It wants us to know that, unlike Volkswagen, it's still a part of the fabric of American society.
Ram consistently comes in third place among American truck manufacturers who battle fiercely for any sort of traction in one of the most profitable automotive segments to date. While Ford has reigned supreme in its segment for nearly 40 years (although GM as a whole has beat Ford some years when combining Chevrolet Silverado and GMC Sierra sales), Chevy has usually come in second, and in 2016, Ram trailed the middle-tier podium spot by 78,742 trucks.
In attempts to change this, the automaker is spending millions of dollars on a fairly boring ad campaign. The fact that it fits the mold for your run-of-the-mill pull-on-small-town-America's-heartstrings advertisement may be a good thing for Ram. The political rift in America seems to have stemmed from the fact that residents of "flyover country" are tired of being ignored.

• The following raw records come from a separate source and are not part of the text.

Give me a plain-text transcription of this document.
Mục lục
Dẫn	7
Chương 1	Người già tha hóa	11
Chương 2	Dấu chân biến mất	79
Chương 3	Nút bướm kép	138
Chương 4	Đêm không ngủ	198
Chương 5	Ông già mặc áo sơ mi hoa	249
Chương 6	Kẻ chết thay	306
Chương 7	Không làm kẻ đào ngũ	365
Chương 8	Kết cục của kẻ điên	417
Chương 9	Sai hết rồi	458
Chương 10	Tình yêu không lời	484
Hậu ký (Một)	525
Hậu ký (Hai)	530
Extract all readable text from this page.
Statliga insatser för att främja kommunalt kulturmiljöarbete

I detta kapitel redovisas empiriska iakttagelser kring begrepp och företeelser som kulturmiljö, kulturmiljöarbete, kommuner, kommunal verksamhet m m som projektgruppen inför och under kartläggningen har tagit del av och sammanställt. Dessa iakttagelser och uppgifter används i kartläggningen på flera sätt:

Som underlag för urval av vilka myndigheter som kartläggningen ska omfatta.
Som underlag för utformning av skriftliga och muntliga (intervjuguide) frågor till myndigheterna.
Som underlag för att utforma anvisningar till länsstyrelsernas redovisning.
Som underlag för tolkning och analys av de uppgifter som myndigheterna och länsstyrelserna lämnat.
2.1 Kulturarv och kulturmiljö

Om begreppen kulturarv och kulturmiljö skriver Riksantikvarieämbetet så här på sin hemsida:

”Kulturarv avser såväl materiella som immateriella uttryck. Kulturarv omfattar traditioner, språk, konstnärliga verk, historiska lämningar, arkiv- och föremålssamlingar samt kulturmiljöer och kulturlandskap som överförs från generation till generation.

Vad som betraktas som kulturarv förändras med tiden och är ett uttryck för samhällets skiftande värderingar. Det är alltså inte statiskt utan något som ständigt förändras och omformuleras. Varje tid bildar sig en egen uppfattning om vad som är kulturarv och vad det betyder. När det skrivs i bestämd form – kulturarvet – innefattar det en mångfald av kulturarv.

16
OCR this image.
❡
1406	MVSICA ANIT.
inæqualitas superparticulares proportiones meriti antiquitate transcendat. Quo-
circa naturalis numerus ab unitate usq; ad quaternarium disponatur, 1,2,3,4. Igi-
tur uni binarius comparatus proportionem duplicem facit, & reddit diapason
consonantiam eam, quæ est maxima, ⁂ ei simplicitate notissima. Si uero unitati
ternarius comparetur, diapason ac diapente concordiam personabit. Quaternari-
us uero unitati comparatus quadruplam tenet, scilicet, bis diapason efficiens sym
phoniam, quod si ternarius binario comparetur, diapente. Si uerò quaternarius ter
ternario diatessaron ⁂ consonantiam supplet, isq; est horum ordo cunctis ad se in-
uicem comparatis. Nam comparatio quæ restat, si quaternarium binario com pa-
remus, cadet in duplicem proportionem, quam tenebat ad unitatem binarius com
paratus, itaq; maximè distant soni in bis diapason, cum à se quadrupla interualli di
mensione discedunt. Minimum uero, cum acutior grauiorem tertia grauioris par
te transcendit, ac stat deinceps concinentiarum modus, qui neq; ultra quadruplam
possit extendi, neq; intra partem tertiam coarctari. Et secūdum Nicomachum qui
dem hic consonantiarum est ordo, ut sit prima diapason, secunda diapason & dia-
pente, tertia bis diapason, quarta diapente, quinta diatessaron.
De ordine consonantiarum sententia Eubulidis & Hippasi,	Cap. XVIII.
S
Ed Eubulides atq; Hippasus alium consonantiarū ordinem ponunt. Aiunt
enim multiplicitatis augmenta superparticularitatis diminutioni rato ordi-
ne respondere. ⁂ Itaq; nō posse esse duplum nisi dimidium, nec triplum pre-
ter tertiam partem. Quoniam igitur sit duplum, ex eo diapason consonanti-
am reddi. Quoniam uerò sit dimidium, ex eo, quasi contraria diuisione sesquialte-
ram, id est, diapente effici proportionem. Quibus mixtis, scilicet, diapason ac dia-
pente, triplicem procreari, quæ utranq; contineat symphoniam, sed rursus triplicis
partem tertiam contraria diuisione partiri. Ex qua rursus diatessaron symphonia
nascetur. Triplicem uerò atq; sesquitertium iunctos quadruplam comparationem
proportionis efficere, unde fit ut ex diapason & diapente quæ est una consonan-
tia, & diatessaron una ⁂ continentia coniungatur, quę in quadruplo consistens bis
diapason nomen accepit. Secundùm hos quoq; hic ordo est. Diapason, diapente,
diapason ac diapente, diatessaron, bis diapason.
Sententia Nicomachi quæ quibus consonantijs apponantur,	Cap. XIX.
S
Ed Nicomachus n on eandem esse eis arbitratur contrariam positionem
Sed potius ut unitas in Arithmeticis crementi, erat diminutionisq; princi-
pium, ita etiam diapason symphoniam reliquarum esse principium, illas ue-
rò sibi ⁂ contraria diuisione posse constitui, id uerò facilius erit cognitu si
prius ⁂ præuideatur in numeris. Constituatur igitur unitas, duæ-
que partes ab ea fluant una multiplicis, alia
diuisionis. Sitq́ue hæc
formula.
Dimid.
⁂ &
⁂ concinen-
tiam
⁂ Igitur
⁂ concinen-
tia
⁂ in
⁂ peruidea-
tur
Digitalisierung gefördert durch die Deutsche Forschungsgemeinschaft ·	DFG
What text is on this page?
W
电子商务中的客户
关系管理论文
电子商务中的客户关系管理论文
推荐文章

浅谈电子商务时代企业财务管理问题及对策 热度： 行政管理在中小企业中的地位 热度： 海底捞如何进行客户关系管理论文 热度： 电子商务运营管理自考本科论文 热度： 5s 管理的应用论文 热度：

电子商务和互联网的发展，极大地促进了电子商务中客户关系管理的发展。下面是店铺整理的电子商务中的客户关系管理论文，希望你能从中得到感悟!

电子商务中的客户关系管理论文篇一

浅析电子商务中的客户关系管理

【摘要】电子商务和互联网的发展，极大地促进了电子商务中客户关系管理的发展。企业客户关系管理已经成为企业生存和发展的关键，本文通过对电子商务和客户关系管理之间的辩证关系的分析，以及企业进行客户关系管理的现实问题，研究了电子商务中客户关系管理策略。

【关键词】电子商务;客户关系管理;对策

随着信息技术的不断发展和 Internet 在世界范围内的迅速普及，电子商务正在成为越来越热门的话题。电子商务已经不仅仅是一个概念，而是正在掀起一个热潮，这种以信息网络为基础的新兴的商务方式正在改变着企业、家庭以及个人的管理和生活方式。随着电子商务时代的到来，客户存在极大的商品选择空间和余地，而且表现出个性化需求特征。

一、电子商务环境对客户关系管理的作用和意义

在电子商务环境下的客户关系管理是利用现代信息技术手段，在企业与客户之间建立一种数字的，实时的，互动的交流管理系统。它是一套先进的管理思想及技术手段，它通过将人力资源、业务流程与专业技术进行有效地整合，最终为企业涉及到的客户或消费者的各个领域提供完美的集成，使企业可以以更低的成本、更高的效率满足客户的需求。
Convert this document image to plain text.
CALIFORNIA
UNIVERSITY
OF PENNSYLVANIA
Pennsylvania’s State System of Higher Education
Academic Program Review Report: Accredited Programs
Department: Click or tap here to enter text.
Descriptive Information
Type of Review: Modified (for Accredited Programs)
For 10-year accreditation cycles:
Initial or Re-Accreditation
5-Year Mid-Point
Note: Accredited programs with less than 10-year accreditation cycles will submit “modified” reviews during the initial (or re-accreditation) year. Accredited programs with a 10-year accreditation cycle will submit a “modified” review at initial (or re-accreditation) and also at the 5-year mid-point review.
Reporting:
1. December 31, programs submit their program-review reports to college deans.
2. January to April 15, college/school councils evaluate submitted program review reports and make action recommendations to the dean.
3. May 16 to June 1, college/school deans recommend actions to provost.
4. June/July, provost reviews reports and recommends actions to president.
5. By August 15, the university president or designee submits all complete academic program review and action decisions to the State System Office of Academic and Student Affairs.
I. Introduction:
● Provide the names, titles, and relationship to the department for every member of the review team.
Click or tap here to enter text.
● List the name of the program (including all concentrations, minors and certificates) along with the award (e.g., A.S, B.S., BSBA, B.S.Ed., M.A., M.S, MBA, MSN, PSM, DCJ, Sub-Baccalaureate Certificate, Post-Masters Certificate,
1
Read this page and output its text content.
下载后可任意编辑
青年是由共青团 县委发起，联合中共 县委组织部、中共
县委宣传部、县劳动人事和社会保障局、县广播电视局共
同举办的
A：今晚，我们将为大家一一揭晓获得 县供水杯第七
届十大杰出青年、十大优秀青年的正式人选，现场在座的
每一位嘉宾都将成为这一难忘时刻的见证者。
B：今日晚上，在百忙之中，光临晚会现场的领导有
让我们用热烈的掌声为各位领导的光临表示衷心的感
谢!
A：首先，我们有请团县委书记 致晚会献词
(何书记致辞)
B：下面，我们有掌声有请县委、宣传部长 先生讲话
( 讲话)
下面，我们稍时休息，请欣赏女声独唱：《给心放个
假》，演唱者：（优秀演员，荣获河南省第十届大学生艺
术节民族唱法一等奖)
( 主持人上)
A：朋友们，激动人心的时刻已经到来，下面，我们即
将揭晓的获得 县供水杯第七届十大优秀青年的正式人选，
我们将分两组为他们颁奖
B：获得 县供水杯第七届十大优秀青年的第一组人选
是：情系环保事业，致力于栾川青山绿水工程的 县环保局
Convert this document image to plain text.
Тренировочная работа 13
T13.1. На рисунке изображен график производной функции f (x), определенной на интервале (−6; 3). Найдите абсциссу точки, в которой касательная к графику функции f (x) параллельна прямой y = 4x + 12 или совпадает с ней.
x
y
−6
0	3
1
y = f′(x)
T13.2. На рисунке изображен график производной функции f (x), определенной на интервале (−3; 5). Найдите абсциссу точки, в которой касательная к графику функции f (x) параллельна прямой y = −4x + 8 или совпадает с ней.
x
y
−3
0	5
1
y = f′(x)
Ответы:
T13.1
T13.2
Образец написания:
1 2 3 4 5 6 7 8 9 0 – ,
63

Ram wants them to know that it has their backs by helping tow entire churches, plow snowy roads, and endure those 5 AM coal mine shifts with enough tenacity left in the reserve tank for another 100,000 miles. Essentially, it's the same message that we've heard from the automaker before, but it comes at a timely moment for the Italian/American car manufacturer as it faces allegations from the EPA that its diesel engines utilize cheat devices to help them clear emissions tests. FCA wants to remind everyone that, unlike those methodical conniving Germans, Ram is still an essential glue that binds together the fabric of American life whether cheat or not.
While the above commercial focused on community and longevity, Ram also released an ad aimed straight at families, casting a bearded father figure plowing the road to the skating rink so that (a girl that's presumably) his daughter can enjoy her favorite winter sport.